🤖 AI Summary
This work addresses the memory bandwidth bottleneck that limits the energy efficiency and throughput of autoregressive inference with small language models (SLMs) on edge devices. To overcome this challenge, the authors propose EdgeCIM, the first framework integrating compute-in-memory (CIM) with holistic hardware-software co-design. By leveraging a 65nm CIM macro, INT4 quantization, and a tiling-aware weight mapping strategy, EdgeCIM optimizes the end-to-end decoding pipeline to alleviate DRAM bottlenecks. Evaluated on LLaMA3.2-1B, EdgeCIM achieves a 7.3× higher throughput—reaching 336.42 tokens/s—and a 49.59× improvement in energy efficiency, attaining 173.02 tokens/J, compared to NVIDIA Orin Nano. The design also enables exploration of models up to 4 billion parameters within the edge deployment regime.
📝 Abstract
The growing demand for deploying Small Language Models (SLMs) on edge devices, including laptops, smartphones, and embedded platforms, has exposed fundamental inefficiencies in existing accelerators.

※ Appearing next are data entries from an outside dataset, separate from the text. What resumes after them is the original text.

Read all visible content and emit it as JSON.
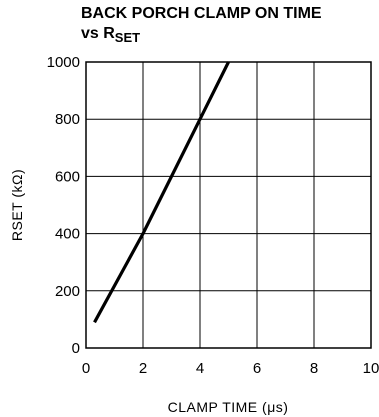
{
  "chart_data": {
    "type": "line",
    "title_line1": "BACK PORCH CLAMP ON TIME",
    "title_line2_prefix": "vs R",
    "title_line2_sub": "SET",
    "xlabel": "CLAMP TIME (μs)",
    "ylabel": "RSET (kΩ)",
    "xlim": [
      0,
      10
    ],
    "ylim": [
      0,
      1000
    ],
    "xticks": [
      "0",
      "2",
      "4",
      "6",
      "8",
      "10"
    ],
    "yticks": [
      "0",
      "200",
      "400",
      "600",
      "800",
      "1000"
    ],
    "grid": true,
    "series": [
      {
        "x": [
          0.3,
          2.0,
          4.0,
          5.0
        ],
        "y": [
          90,
          400,
          800,
          1000
        ]
      }
    ]
  }
}
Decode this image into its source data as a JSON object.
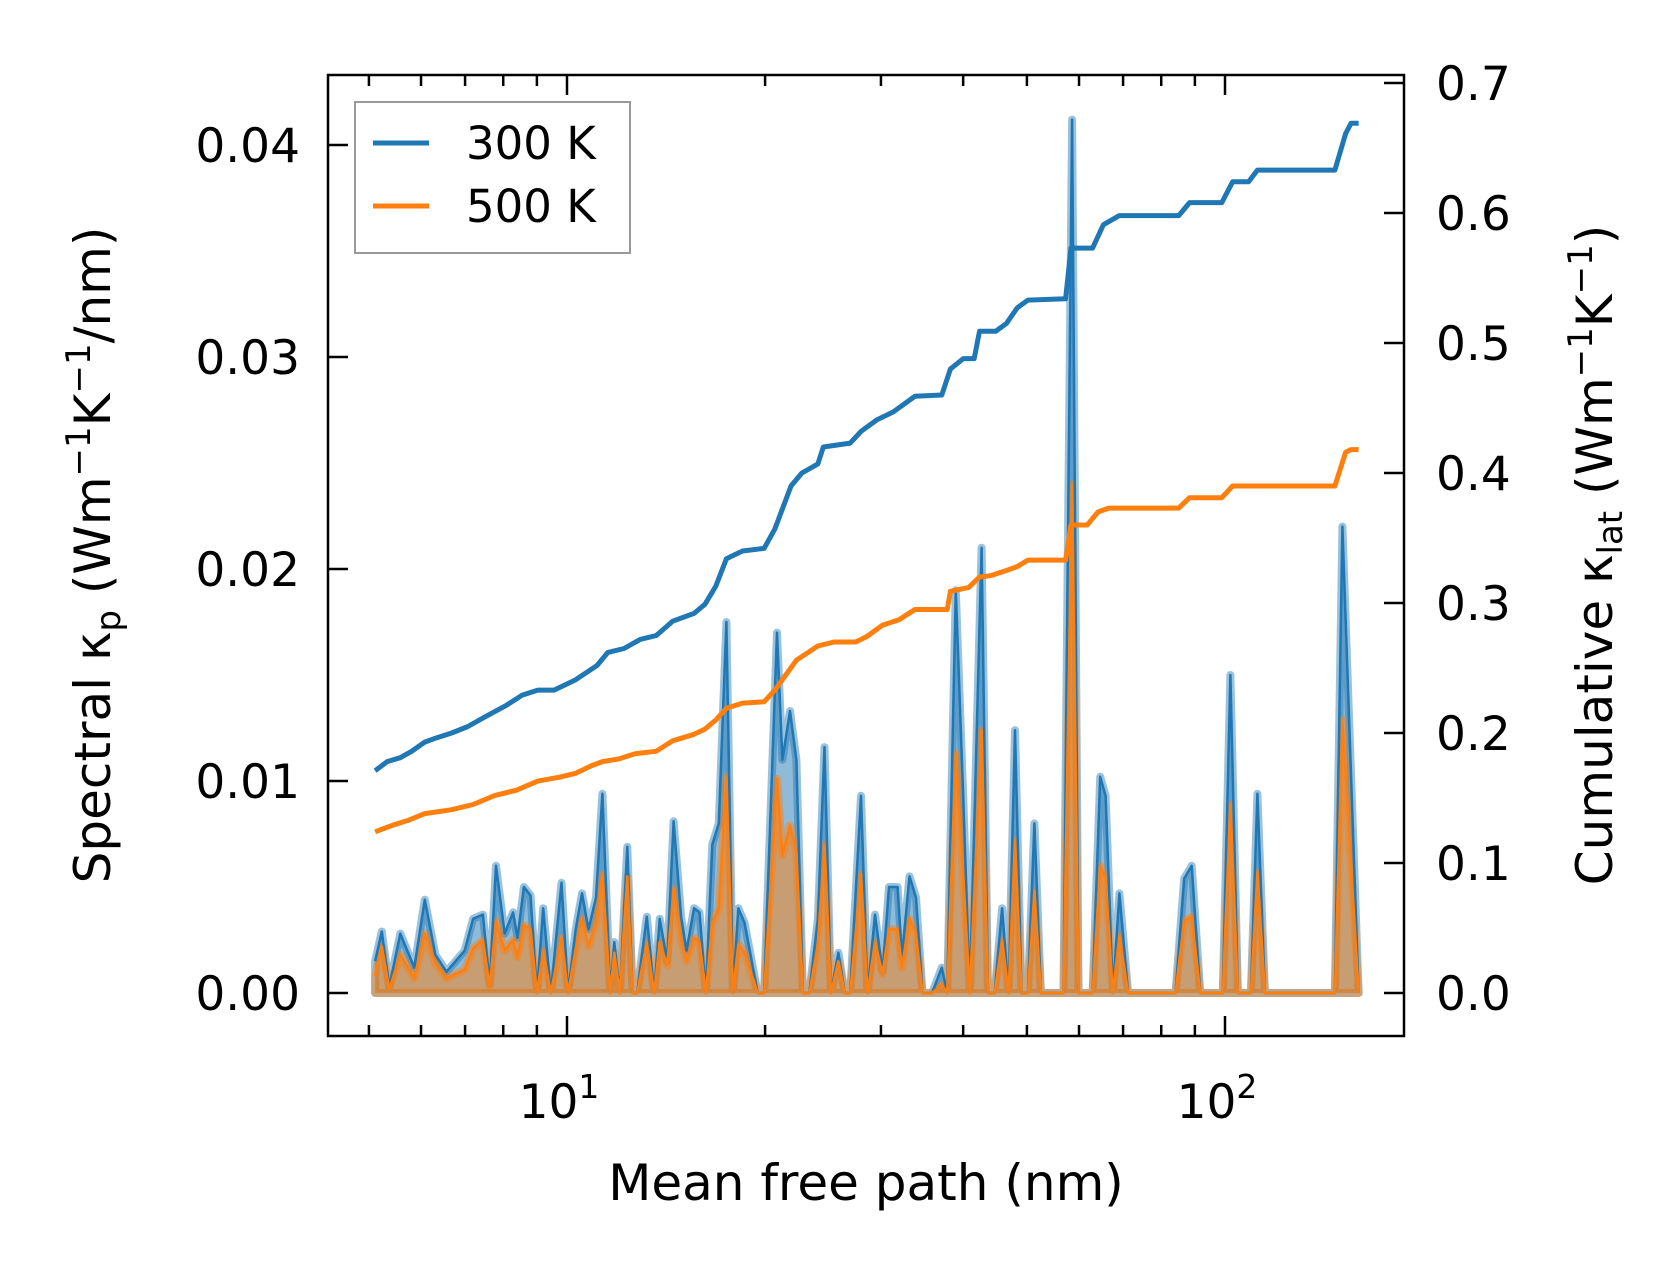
{
  "chart_data": {
    "type": "line",
    "xlabel": "Mean free path (nm)",
    "ylabel_left": {
      "parts": [
        "Spectral κ",
        "p",
        " (Wm",
        "−1",
        "K",
        "−1",
        "/nm)"
      ]
    },
    "ylabel_right": {
      "parts": [
        "Cumulative κ",
        "lat",
        " (Wm",
        "−1",
        "K",
        "−1",
        ")"
      ]
    },
    "xscale": "log",
    "xlim": [
      4.34,
      187
    ],
    "ylim_left": [
      -0.0021,
      0.0432
    ],
    "ylim_right": [
      0.0,
      0.7
    ],
    "x_ticks": [
      {
        "value": 10,
        "base": "10",
        "exp": "1"
      },
      {
        "value": 100,
        "base": "10",
        "exp": "2"
      }
    ],
    "y_left_ticks": [
      "0.00",
      "0.01",
      "0.02",
      "0.03",
      "0.04"
    ],
    "y_right_ticks": [
      "0.0",
      "0.1",
      "0.2",
      "0.3",
      "0.4",
      "0.5",
      "0.6",
      "0.7"
    ],
    "legend": {
      "position": "top-left",
      "entries": [
        "300 K",
        "500 K"
      ]
    },
    "colors": {
      "300 K": "#1f77b4",
      "500 K": "#ff7f0e"
    },
    "spectral": {
      "x": [
        5.11,
        5.23,
        5.37,
        5.58,
        5.86,
        6.08,
        6.31,
        6.56,
        6.99,
        7.2,
        7.45,
        7.63,
        7.8,
        8.04,
        8.28,
        8.41,
        8.6,
        8.8,
        9.0,
        9.2,
        9.45,
        9.81,
        10.04,
        10.31,
        10.54,
        10.78,
        11.07,
        11.32,
        11.63,
        11.8,
        12.03,
        12.35,
        12.58,
        12.78,
        13.22,
        13.57,
        13.83,
        14.2,
        14.52,
        14.91,
        15.19,
        15.6,
        15.9,
        16.26,
        16.63,
        17.01,
        17.47,
        17.87,
        18.21,
        18.62,
        19.49,
        19.93,
        20.85,
        21.25,
        21.82,
        22.32,
        22.83,
        23.35,
        24.06,
        24.62,
        25.18,
        25.85,
        26.44,
        26.94,
        27.98,
        28.62,
        29.38,
        30.17,
        30.86,
        31.8,
        32.28,
        33.15,
        33.91,
        34.69,
        35.88,
        37.12,
        37.83,
        38.98,
        40.03,
        40.94,
        42.67,
        43.64,
        44.65,
        45.84,
        46.89,
        47.96,
        49.06,
        50.18,
        51.33,
        52.5,
        56.82,
        58.56,
        59.89,
        62.93,
        64.61,
        65.84,
        67.56,
        69.11,
        71.23,
        84.11,
        86.68,
        88.99,
        91.71,
        99.25,
        101.9,
        104.6,
        109.5,
        112.0,
        115.0,
        146.9,
        150.8,
        159.6
      ],
      "series": [
        {
          "name": "300 K",
          "values": [
            0.0015,
            0.0029,
            0.0003,
            0.0028,
            0.0012,
            0.0044,
            0.0018,
            0.001,
            0.002,
            0.0035,
            0.0037,
            0.0004,
            0.006,
            0.0028,
            0.0038,
            0.0026,
            0.005,
            0.0046,
            0.0,
            0.004,
            0.0,
            0.0052,
            0.0,
            0.003,
            0.0047,
            0.003,
            0.0045,
            0.0094,
            0.0,
            0.0024,
            0.0,
            0.0069,
            0.0,
            0.0,
            0.0036,
            0.0,
            0.0035,
            0.0015,
            0.0081,
            0.0036,
            0.002,
            0.004,
            0.0038,
            0.0,
            0.007,
            0.008,
            0.0175,
            0.0,
            0.004,
            0.0033,
            0.0,
            0.0,
            0.017,
            0.011,
            0.0133,
            0.011,
            0.0,
            0.0,
            0.0035,
            0.0116,
            0.0,
            0.0019,
            0.0,
            0.0,
            0.0093,
            0.0,
            0.0037,
            0.001,
            0.005,
            0.005,
            0.0017,
            0.0055,
            0.0045,
            0.0,
            0.0,
            0.0012,
            0.0,
            0.019,
            0.009,
            0.0,
            0.021,
            0.0,
            0.0,
            0.004,
            0.0,
            0.0124,
            0.0,
            0.0,
            0.008,
            0.0,
            0.0,
            0.0412,
            0.0,
            0.0,
            0.0102,
            0.0093,
            0.0,
            0.0047,
            0.0,
            0.0,
            0.0054,
            0.006,
            0.0,
            0.0,
            0.015,
            0.0,
            0.0,
            0.0094,
            0.0,
            0.0,
            0.022,
            0.0
          ]
        },
        {
          "name": "500 K",
          "values": [
            0.0008,
            0.0022,
            0.0002,
            0.0018,
            0.0007,
            0.0028,
            0.0014,
            0.0007,
            0.0011,
            0.0021,
            0.0025,
            0.0003,
            0.0034,
            0.002,
            0.0025,
            0.0017,
            0.0032,
            0.003,
            0.0,
            0.002,
            0.0,
            0.0026,
            0.0,
            0.0021,
            0.0035,
            0.0022,
            0.0033,
            0.0056,
            0.0,
            0.0019,
            0.0,
            0.0055,
            0.0,
            0.0,
            0.0024,
            0.0,
            0.0024,
            0.0013,
            0.0049,
            0.0025,
            0.0015,
            0.0026,
            0.0024,
            0.0,
            0.0033,
            0.004,
            0.0102,
            0.0,
            0.0023,
            0.0019,
            0.0,
            0.0,
            0.0101,
            0.0065,
            0.0079,
            0.0066,
            0.0,
            0.0,
            0.0023,
            0.007,
            0.0,
            0.0015,
            0.0,
            0.0,
            0.0056,
            0.0,
            0.0024,
            0.0009,
            0.003,
            0.003,
            0.0012,
            0.0035,
            0.0028,
            0.0,
            0.0,
            0.0004,
            0.0,
            0.0113,
            0.0054,
            0.0,
            0.0124,
            0.0,
            0.0,
            0.0025,
            0.0,
            0.0072,
            0.0,
            0.0,
            0.0048,
            0.0,
            0.0,
            0.024,
            0.0,
            0.0,
            0.006,
            0.0054,
            0.0,
            0.0027,
            0.0,
            0.0,
            0.0034,
            0.0036,
            0.0,
            0.0,
            0.0089,
            0.0,
            0.0,
            0.0057,
            0.0,
            0.0,
            0.0129,
            0.0
          ]
        }
      ]
    },
    "cumulative": [
      {
        "name": "300 K",
        "x": [
          5.11,
          5.33,
          5.58,
          5.81,
          6.08,
          6.31,
          6.68,
          7.07,
          7.48,
          8.07,
          8.54,
          9.03,
          9.56,
          10.31,
          11.11,
          11.54,
          12.21,
          12.92,
          13.67,
          14.47,
          15.6,
          16.2,
          16.83,
          17.47,
          18.48,
          19.93,
          20.7,
          21.9,
          22.75,
          24.06,
          24.52,
          26.94,
          27.98,
          29.6,
          31.33,
          33.78,
          37.12,
          38.26,
          40.03,
          41.57,
          42.35,
          44.81,
          46.54,
          48.32,
          50.18,
          57.25,
          58.34,
          62.93,
          65.35,
          69.11,
          85.06,
          88.31,
          98.88,
          102.7,
          108.6,
          112.0,
          146.9,
          152.5,
          155.4,
          159.6
        ],
        "values": [
          0.171,
          0.178,
          0.181,
          0.186,
          0.193,
          0.196,
          0.2,
          0.205,
          0.212,
          0.221,
          0.229,
          0.233,
          0.233,
          0.241,
          0.252,
          0.262,
          0.265,
          0.272,
          0.275,
          0.286,
          0.292,
          0.299,
          0.313,
          0.334,
          0.34,
          0.342,
          0.357,
          0.39,
          0.4,
          0.407,
          0.42,
          0.423,
          0.432,
          0.441,
          0.447,
          0.459,
          0.46,
          0.48,
          0.488,
          0.488,
          0.509,
          0.509,
          0.515,
          0.527,
          0.533,
          0.534,
          0.573,
          0.573,
          0.591,
          0.598,
          0.598,
          0.608,
          0.608,
          0.624,
          0.624,
          0.633,
          0.633,
          0.661,
          0.669,
          0.669
        ]
      },
      {
        "name": "500 K",
        "x": [
          5.11,
          5.43,
          5.75,
          6.08,
          6.68,
          7.2,
          7.77,
          8.38,
          9.03,
          9.74,
          10.31,
          10.91,
          11.32,
          11.98,
          12.68,
          13.67,
          14.47,
          15.6,
          16.2,
          16.83,
          17.47,
          18.48,
          19.93,
          20.7,
          22.32,
          24.06,
          25.46,
          27.46,
          28.51,
          30.17,
          31.93,
          33.78,
          37.83,
          38.26,
          40.78,
          42.35,
          44.0,
          46.54,
          48.32,
          50.18,
          57.25,
          58.34,
          61.74,
          64.11,
          66.56,
          85.06,
          88.31,
          98.88,
          102.7,
          146.9,
          152.5,
          155.4,
          159.6
        ],
        "values": [
          0.124,
          0.129,
          0.133,
          0.138,
          0.141,
          0.145,
          0.152,
          0.156,
          0.163,
          0.166,
          0.169,
          0.175,
          0.178,
          0.18,
          0.184,
          0.186,
          0.194,
          0.199,
          0.203,
          0.21,
          0.219,
          0.223,
          0.224,
          0.233,
          0.256,
          0.267,
          0.27,
          0.27,
          0.274,
          0.283,
          0.287,
          0.295,
          0.295,
          0.309,
          0.312,
          0.32,
          0.321,
          0.325,
          0.328,
          0.333,
          0.333,
          0.36,
          0.36,
          0.37,
          0.373,
          0.373,
          0.381,
          0.381,
          0.39,
          0.39,
          0.416,
          0.418,
          0.418
        ]
      }
    ]
  }
}
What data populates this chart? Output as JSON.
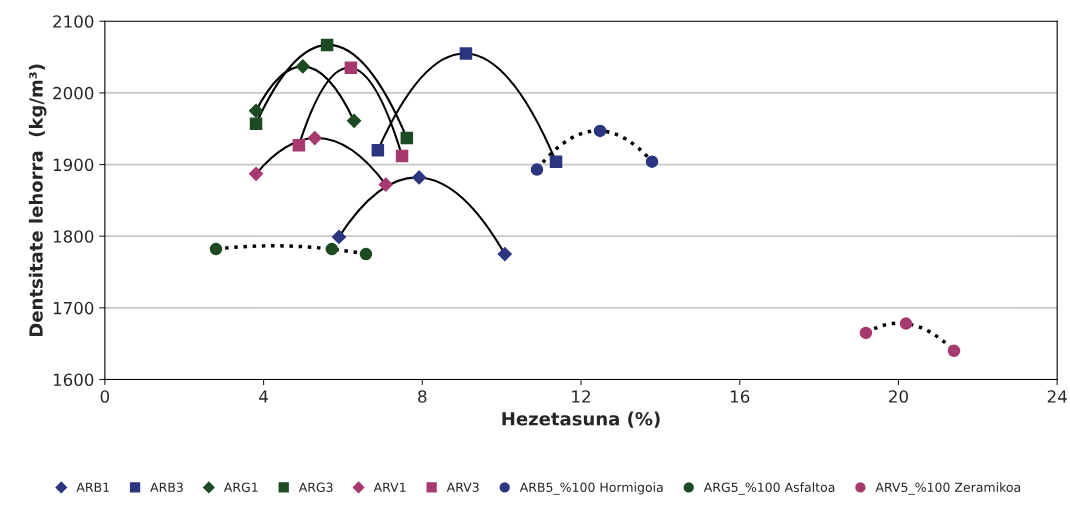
{
  "chart_data": {
    "type": "line",
    "xlabel": "Hezetasuna (%)",
    "ylabel": "Dentsitate lehorra  (kg/m³)",
    "xlim": [
      0,
      24
    ],
    "xticks": [
      0,
      4,
      8,
      12,
      16,
      20,
      24
    ],
    "ylim": [
      1600,
      2100
    ],
    "yticks": [
      1600,
      1700,
      1800,
      1900,
      2000,
      2100
    ],
    "grid": "y",
    "legend": "bottom",
    "series": [
      {
        "name": "ARB1",
        "color": "#2b3580",
        "marker": "diamond",
        "line_style": "solid",
        "x": [
          5.9,
          7.92,
          10.08
        ],
        "values": [
          1799,
          1882,
          1775
        ]
      },
      {
        "name": "ARB3",
        "color": "#2b3580",
        "marker": "square",
        "line_style": "solid",
        "x": [
          6.88,
          9.1,
          11.37
        ],
        "values": [
          1920,
          2055,
          1904
        ]
      },
      {
        "name": "ARG1",
        "color": "#1d4a22",
        "marker": "diamond",
        "line_style": "solid",
        "x": [
          3.81,
          4.99,
          6.28
        ],
        "values": [
          1975,
          2037,
          1961
        ]
      },
      {
        "name": "ARG3",
        "color": "#1d4a22",
        "marker": "square",
        "line_style": "solid",
        "x": [
          3.81,
          5.6,
          7.61
        ],
        "values": [
          1957,
          2067,
          1937
        ]
      },
      {
        "name": "ARV1",
        "color": "#a6396e",
        "marker": "diamond",
        "line_style": "solid",
        "x": [
          3.81,
          5.29,
          7.08
        ],
        "values": [
          1887,
          1937,
          1872
        ]
      },
      {
        "name": "ARV3",
        "color": "#a6396e",
        "marker": "square",
        "line_style": "solid",
        "x": [
          4.89,
          6.2,
          7.49
        ],
        "values": [
          1927,
          2035,
          1912
        ]
      },
      {
        "name": "ARB5_%100 Hormigoia",
        "color": "#2b3580",
        "marker": "circle",
        "line_style": "dotted",
        "x": [
          10.89,
          12.48,
          13.79
        ],
        "values": [
          1893,
          1947,
          1904
        ]
      },
      {
        "name": "ARG5_%100 Asfaltoa",
        "color": "#1d4a22",
        "marker": "circle",
        "line_style": "dotted",
        "x": [
          2.8,
          5.72,
          6.58
        ],
        "values": [
          1782,
          1782,
          1775
        ]
      },
      {
        "name": "ARV5_%100 Zeramikoa",
        "color": "#a6396e",
        "marker": "circle",
        "line_style": "dotted",
        "x": [
          19.18,
          20.19,
          21.4
        ],
        "values": [
          1665,
          1678,
          1640
        ]
      }
    ]
  }
}
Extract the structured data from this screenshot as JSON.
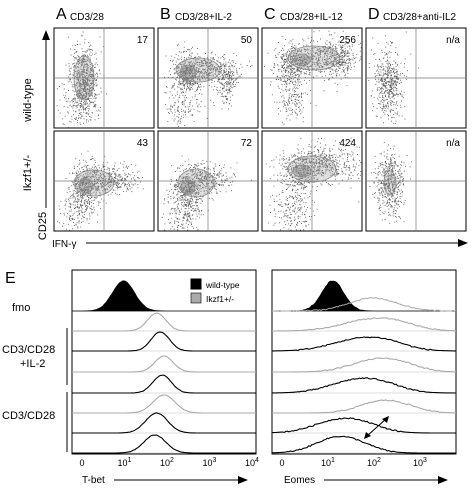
{
  "flow": {
    "panel_letters": [
      "A",
      "B",
      "C",
      "D"
    ],
    "conditions": [
      "CD3/28",
      "CD3/28+IL-2",
      "CD3/28+IL-12",
      "CD3/28+anti-IL2"
    ],
    "rows": [
      "wild-type",
      "Ikzf1+/-"
    ],
    "y_axis_label": "CD25",
    "x_axis_label": "IFN-γ",
    "values": [
      [
        "17",
        "50",
        "256",
        "n/a"
      ],
      [
        "43",
        "72",
        "424",
        "n/a"
      ]
    ]
  },
  "histogram": {
    "panel_letter": "E",
    "row_labels": {
      "fmo": "fmo",
      "group1_line1": "CD3/CD28",
      "group1_line2": "+IL-2",
      "group2": "CD3/CD28"
    },
    "legend": [
      {
        "label": "wild-type",
        "color": "#000000"
      },
      {
        "label": "Ikzf1+/-",
        "color": "#aaaaaa"
      }
    ],
    "left_axis_label": "T-bet",
    "right_axis_label": "Eomes",
    "left_ticks": [
      {
        "base": "0",
        "exp": ""
      },
      {
        "base": "10",
        "exp": "1"
      },
      {
        "base": "10",
        "exp": "2"
      },
      {
        "base": "10",
        "exp": "3"
      },
      {
        "base": "10",
        "exp": "4"
      }
    ],
    "right_ticks": [
      {
        "base": "0",
        "exp": ""
      },
      {
        "base": "10",
        "exp": "1"
      },
      {
        "base": "10",
        "exp": "2"
      },
      {
        "base": "10",
        "exp": "3"
      }
    ]
  },
  "colors": {
    "wild_type": "#000000",
    "ikzf1": "#aaaaaa",
    "dots": "#555555",
    "contour": "#8a8a8a"
  }
}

While GPUs handle prefill workloads efficiently, the autoregressive decoding phase is dominated by GEMV operations that are inherently memory-bound, resulting in poor utilization and prohibitive energy costs at the edge. In this work, we present EdgeCIM, a hardware-software co-design framework that rethinks accelerator design for end-to-end decoder-only inference. At its core is a CIM macro, implemented in 65nm, coupled with a tile-based mapping strategy that balances pipeline stages, maximizing parallelism while alleviating DRAM bandwidth bottlenecks. Our simulator enables design space exploration of SLMs up to 4B parameters, identifying Pareto-optimal configurations in terms of latency and energy. Compared to an NVIDIA Orin Nano, EdgeCIM achieves up to 7.3x higher throughput and 49.59x better energy efficiency on LLaMA3.2-1B, and delivers 9.95x higher throughput than Qualcomm SA8255P on LLaMA3.2-3B. Extensive benchmarks on TinyLLaMA-1.1B, LLaMA3.2 (1B, 3B), Phi-3.5-mini-3.8B, Qwen2.5 (0.5B, 1.5B, 3B), SmolLM2-1.7B, SmolLM3-3B, and Qwen3 (0.6B, 1.7B, 4B) reveal that our accelerator, under INT4 precision, achieves on average 336.42 tokens/s and 173.02 tokens/J. These results establish EdgeCIM as a compelling solution towards real-time, energy-efficient edge-scale SLM inference.